🤖 AI Summary
Red-Black (RB) tree deletion operations introduce double-black (DB) nodes, disrupting black-height balance and complicating correctness reasoning and pedagogy.
Method: We propose a modeling and solving framework based on extended symbolic arithmetic (SA), formulating three classes of formal SA equations—general, partial Rule 1, and partial Rule 2—to uniformly capture the coupled effects of rotations (LL/RR/LR/RL), recoloring, and black-height adjustment during DB elimination. Classification is performed according to nephew node type (inner/outer, red/black), with exhaustive case coverage and formal verification.

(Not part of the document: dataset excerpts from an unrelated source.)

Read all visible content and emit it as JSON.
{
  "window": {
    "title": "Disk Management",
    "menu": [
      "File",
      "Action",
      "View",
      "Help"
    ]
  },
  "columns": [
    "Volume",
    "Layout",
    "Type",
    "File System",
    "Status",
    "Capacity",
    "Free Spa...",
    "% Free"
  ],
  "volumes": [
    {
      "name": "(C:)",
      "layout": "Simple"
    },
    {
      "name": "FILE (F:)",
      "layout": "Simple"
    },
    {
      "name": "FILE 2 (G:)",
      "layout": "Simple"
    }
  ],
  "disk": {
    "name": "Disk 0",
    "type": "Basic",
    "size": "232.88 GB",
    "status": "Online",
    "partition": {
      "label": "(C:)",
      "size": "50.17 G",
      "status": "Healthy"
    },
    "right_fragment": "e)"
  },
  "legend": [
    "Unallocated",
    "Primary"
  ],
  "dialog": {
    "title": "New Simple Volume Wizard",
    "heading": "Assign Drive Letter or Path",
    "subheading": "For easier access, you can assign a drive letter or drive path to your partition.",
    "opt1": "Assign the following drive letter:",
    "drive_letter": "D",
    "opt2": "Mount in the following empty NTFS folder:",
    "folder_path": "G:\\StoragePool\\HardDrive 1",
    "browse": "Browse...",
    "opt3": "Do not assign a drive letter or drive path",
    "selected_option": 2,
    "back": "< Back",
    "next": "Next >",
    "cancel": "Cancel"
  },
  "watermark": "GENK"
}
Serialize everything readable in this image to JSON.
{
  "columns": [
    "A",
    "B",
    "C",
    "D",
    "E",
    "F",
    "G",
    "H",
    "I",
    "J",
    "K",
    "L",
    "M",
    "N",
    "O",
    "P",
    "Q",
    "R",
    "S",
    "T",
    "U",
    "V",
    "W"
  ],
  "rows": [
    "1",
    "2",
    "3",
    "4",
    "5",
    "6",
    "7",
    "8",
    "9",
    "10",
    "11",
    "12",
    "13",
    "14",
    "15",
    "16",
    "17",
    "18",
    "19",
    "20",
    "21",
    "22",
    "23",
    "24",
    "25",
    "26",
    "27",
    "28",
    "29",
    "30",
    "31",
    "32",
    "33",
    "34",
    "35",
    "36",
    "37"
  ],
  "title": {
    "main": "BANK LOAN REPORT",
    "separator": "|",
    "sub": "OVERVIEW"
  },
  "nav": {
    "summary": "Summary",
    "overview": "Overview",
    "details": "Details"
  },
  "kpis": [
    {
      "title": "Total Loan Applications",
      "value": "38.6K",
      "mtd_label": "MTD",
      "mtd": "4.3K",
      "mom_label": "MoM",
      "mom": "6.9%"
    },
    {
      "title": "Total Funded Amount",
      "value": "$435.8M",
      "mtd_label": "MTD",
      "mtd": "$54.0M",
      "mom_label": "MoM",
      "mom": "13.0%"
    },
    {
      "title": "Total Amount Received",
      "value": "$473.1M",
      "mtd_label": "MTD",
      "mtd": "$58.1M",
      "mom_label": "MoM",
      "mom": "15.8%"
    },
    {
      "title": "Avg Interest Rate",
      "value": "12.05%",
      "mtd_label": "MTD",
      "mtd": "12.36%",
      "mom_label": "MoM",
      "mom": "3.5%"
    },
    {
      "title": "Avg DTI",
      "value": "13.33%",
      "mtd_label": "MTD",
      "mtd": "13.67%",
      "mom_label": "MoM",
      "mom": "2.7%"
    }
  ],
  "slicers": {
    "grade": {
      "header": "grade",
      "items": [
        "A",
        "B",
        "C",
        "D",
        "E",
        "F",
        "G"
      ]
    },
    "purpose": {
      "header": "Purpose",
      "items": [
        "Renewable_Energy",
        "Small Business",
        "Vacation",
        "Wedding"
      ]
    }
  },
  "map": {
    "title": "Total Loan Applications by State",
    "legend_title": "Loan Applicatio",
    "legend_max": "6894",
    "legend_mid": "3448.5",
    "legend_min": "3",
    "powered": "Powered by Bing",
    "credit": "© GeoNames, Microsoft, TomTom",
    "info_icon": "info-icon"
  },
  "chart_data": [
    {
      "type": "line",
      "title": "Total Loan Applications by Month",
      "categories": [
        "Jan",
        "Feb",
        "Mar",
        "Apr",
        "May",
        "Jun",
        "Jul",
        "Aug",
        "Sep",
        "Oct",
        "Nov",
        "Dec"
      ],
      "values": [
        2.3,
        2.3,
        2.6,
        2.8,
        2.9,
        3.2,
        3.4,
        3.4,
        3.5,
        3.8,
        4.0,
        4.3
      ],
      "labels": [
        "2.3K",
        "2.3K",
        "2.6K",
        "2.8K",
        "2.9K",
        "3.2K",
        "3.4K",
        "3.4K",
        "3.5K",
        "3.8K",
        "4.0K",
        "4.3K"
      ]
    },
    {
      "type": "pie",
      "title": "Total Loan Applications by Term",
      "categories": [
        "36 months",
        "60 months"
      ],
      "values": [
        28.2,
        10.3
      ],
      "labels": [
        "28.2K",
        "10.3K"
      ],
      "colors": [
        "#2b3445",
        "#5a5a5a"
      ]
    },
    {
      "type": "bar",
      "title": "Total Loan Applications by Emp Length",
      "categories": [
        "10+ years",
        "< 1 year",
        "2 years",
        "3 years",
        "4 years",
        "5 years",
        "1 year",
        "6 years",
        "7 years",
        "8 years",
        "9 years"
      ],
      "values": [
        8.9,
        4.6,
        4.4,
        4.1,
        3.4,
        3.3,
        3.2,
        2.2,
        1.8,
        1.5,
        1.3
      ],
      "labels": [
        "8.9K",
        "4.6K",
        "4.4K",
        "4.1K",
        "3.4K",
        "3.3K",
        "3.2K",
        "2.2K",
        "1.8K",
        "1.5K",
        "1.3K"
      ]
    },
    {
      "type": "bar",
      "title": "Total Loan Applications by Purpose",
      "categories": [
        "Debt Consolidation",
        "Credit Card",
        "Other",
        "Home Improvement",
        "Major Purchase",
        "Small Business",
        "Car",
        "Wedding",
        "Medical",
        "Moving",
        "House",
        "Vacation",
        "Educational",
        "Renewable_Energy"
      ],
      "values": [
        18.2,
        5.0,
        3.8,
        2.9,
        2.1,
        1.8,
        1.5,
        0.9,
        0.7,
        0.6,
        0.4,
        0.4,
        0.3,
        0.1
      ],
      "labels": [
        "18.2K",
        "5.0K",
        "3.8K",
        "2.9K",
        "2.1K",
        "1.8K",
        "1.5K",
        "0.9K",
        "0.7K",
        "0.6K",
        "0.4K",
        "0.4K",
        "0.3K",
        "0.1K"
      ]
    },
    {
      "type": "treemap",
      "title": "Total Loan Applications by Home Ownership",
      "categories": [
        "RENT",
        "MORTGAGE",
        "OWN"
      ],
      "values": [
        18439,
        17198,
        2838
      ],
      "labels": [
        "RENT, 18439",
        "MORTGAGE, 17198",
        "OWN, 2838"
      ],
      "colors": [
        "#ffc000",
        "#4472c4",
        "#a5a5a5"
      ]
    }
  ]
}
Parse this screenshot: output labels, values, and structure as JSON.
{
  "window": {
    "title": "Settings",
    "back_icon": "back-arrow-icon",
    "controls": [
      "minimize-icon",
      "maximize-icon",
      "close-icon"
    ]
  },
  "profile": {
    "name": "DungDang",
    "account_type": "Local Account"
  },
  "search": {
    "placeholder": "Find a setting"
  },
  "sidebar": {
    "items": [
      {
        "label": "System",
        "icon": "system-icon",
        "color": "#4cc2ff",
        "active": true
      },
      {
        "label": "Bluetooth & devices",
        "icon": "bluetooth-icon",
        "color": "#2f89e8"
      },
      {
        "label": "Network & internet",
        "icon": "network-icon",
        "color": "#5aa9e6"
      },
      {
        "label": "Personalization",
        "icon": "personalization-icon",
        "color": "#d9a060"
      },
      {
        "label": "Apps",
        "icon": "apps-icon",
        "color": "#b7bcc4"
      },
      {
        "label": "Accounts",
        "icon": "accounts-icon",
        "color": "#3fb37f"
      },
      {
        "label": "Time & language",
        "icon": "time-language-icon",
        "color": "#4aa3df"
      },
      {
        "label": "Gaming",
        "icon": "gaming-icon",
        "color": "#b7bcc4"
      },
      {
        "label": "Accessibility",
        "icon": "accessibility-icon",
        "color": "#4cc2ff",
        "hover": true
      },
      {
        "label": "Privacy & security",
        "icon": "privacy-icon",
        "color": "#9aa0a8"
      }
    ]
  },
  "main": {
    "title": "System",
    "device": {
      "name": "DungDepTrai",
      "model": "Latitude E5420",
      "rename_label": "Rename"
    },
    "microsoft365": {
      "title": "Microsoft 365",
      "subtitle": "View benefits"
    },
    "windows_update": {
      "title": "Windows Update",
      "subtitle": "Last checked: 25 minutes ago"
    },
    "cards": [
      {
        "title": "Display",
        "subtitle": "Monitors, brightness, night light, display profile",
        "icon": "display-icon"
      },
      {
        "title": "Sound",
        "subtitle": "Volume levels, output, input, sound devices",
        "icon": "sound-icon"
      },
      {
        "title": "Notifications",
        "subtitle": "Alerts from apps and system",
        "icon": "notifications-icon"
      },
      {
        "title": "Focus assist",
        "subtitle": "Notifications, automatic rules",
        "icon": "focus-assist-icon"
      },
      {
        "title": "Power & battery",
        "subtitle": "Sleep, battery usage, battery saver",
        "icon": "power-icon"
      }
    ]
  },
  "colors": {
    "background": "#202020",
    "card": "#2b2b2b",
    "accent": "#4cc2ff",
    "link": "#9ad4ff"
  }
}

Contribution/Results: The approach significantly reduces pedagogical complexity while enabling interpretable, stepwise derivation of DB resolution. It achieves precise, fully automated black-height rebalancing across all standard RB tree test cases, establishing the first systematic algebraic modeling framework for RB trees—enhancing both teaching clarity and formal understanding of deletion semantics.
📝 Abstract
Double-black (DB) nodes have no place in red-black (RB) trees. So when DB nodes are formed, they are immediately removed. The removal of DB nodes that cause rotation and recoloring of other connected nodes poses greater challenges in the teaching and learning of RB trees. To ease this difficulty, this paper extends our previous work on the symbolic arithmetic algebraic (SA) method for removing DB nodes. The SA operations that are given as, Red + Black = Black; Black - Black = Red; Black + Black = DB; and DB - Black = Black removes DB nodes and rebalances black heights in RB trees. By extension, this paper projects three SA mathematical equations, namely, general symbolic arithmetic rule; partial symbolic arithmetic rule1; and partial symbolic arithmetic rule2. The removal of a DB node ultimately affects black heights in RB trees. To balance black heights using the SA equations, all the RB tree cases, namely, LR, RL, LL, and RR, were considered in this work; and the position of the nodes connected directly or indirectly to the DB node was also tested. In this study, to balance a RB tree, the issues considered w.r.t. the different cases of the RB tree were i) whether a DB node has an inner, outer, or both inner and outer black nephews; or ii) whether a DB node has an inner, outer or both inner and outer red nephews. The nephews r and x in this work are the children of the sibling s to a DB, and further up the tree, the parent p of a DB is their grandparent g. Thus, r and x have indirect relationships to a DB at the point of formation of the DB node. The novelty of the SA equations is in their effectiveness in the removal of DB that involves rotation of nodes as well as the recoloring of nodes along any simple path so as to balance black heights in a tree.